Film has been discussed in relation to philosophical issues for over 100 years. Sometimes by philosophers such as Henri Bergson and Martin Heidegger (however dismissively), but mainly by film theorists such as Hugo Münsterberg, Rudolf Arnheim and André Bazin, who took a philosophical approach to art. The American critic Dwight Macdonald complained in 1964 that film critics nowadays (i.e. in the 1960s) had to translate everything from "the language of art" to "the language of philosophy". I wonder what he would say today when "film philosophy" has become a fast-growing approach within film studies, whether it is to use films to illustrate philosophical issues or to make interpretations of films from a philosophical perspective. There are also those who claim that films in themselves are philosophical, not just because of the content of the film but due to it being a film; that films "philosophize" or "do philosophy." There are several anthologies on these issues, such as The Philosophy of Film: Introductory Texts and Readings (2005) or The Routledge Companion to Philosophy and Film (2009). There are journals like Film-Philosophy (published by Edinburgh University Press) and Film and Philosophy (published by the Society for the Philosophic Study of the Contemporary Visual Arts). A fairly recent edited collection I can recommend is Film as Philosophy (2017), edited by Bernd Herzogenrath. For anyone who wants an accessible introduction, Robert Sinnerbrink's New Philosophies of Film: Thinking Images (2011) is a good starting point.

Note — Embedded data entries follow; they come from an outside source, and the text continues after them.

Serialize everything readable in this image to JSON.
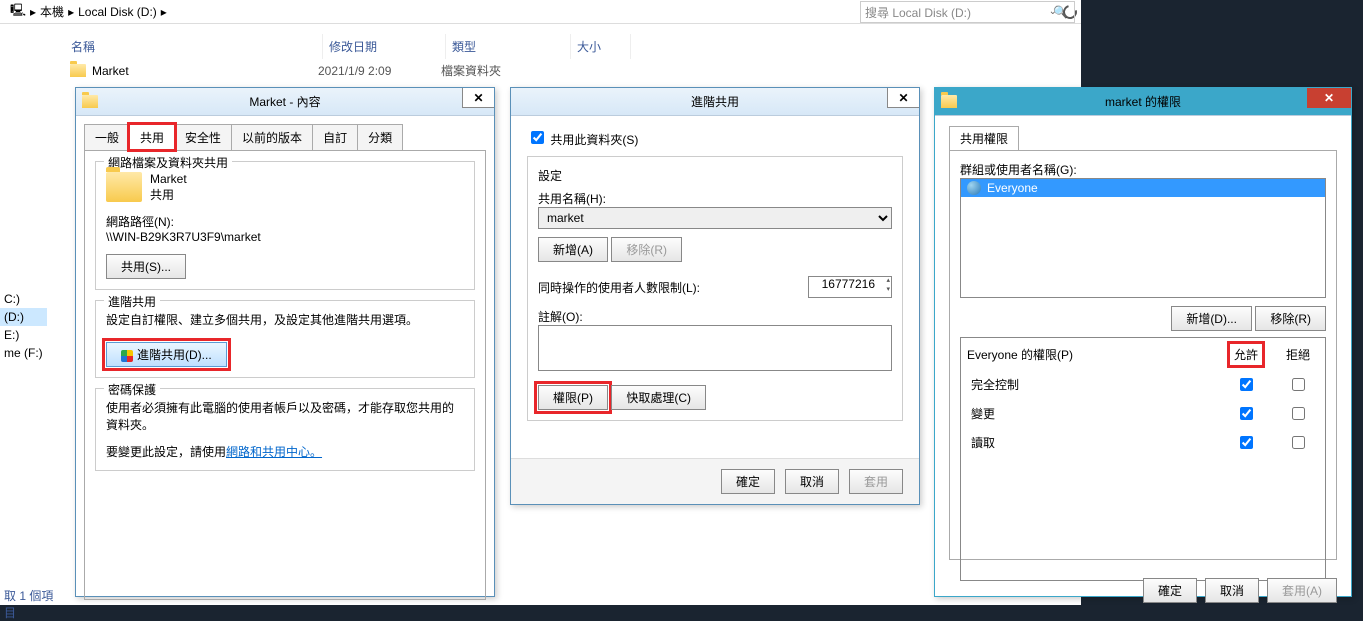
{
  "explorer": {
    "path_pc": "本機",
    "path_disk": "Local Disk (D:)",
    "search_placeholder": "搜尋 Local Disk (D:)",
    "headers": {
      "name": "名稱",
      "date": "修改日期",
      "type": "類型",
      "size": "大小"
    },
    "row": {
      "name": "Market",
      "date": "2021/1/9 2:09",
      "type": "檔案資料夾"
    },
    "tree": {
      "c": "C:)",
      "d": "(D:)",
      "e": "E:)",
      "f": "me (F:)"
    },
    "status": "取 1 個項目"
  },
  "props": {
    "title": "Market - 內容",
    "tabs": {
      "general": "一般",
      "sharing": "共用",
      "security": "安全性",
      "prev": "以前的版本",
      "custom": "自訂",
      "category": "分類"
    },
    "net_group": "網路檔案及資料夾共用",
    "folder_name": "Market",
    "shared": "共用",
    "netpath_label": "網路路徑(N):",
    "netpath": "\\\\WIN-B29K3R7U3F9\\market",
    "share_btn": "共用(S)...",
    "adv_group": "進階共用",
    "adv_desc": "設定自訂權限、建立多個共用，及設定其他進階共用選項。",
    "adv_btn": "進階共用(D)...",
    "pw_group": "密碼保護",
    "pw_desc1": "使用者必須擁有此電腦的使用者帳戶以及密碼，才能存取您共用的資料夾。",
    "pw_desc2": "要變更此設定，請使用",
    "pw_link": "網路和共用中心。"
  },
  "adv": {
    "title": "進階共用",
    "share_cb": "共用此資料夾(S)",
    "settings": "設定",
    "name_label": "共用名稱(H):",
    "name_value": "market",
    "add_btn": "新增(A)",
    "remove_btn": "移除(R)",
    "limit_label": "同時操作的使用者人數限制(L):",
    "limit_value": "16777216",
    "comment_label": "註解(O):",
    "perm_btn": "權限(P)",
    "cache_btn": "快取處理(C)",
    "ok": "確定",
    "cancel": "取消",
    "apply": "套用"
  },
  "perm": {
    "title": "market 的權限",
    "tab": "共用權限",
    "group_label": "群組或使用者名稱(G):",
    "everyone": "Everyone",
    "add_btn": "新增(D)...",
    "remove_btn": "移除(R)",
    "perm_for": "Everyone 的權限(P)",
    "allow": "允許",
    "deny": "拒絕",
    "rows": {
      "full": "完全控制",
      "change": "變更",
      "read": "讀取"
    },
    "ok": "確定",
    "cancel": "取消",
    "apply": "套用(A)"
  }
}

Sinnerbrink wants New Philosophies of Film to be an introduction to the philosophical discussion of film and also an independent contribution to philosophical film criticism. The first part of the book is a background to philosophers' interest in film, the second part is an overview of the last decades' philosophical discussions of cinema, and the third part is Sinnerbrink's analysis of three films. The book's division into chapters and parts is a bit unclear, and overall the book should have received better editing. As an example, a chapter begins with the question "Can films philosophize?" The question is relevant and linked to Sinnerbrink's ambition, but it is found in the beginning of chapter seven, on page 141. It would have made more sense if it had been asked on page 1. The slight confusion, and the repetitions that also occur, may be because parts of the book have been published before, as individual articles in journals or anthologies. It is common that academics publish what seems to be a new book which, it turns out, is instead a collection of previously published material, and such books are especially in need of a skilful editor.
In the second part, Sinnerbrink describes which questions have been, and still are, the focus of the philosophical discussions. Questions such as whether film is art; whether film has unique properties, specific to itself; and about the relationship between film and spectators. As usual, he divides the philosophical traditions into two groups, or schools: the analytic-cognitive and the continental (or, as he also calls them, the "rationalist" versus the "romantic" school). The most prominent advocates of the "rationalist" school are Noël Carroll and David Bordwell, while Gilles Deleuze and Stanley Cavell are represented as members of the "romantic" school. The traditional division of analytical vs. continental philosophy is a simplification though, there are clear and important links between the two, and it is one of the book's strengths that Sinnerbrink does not want to put them against each other but tries to find the best from both schools, to find a synthesis.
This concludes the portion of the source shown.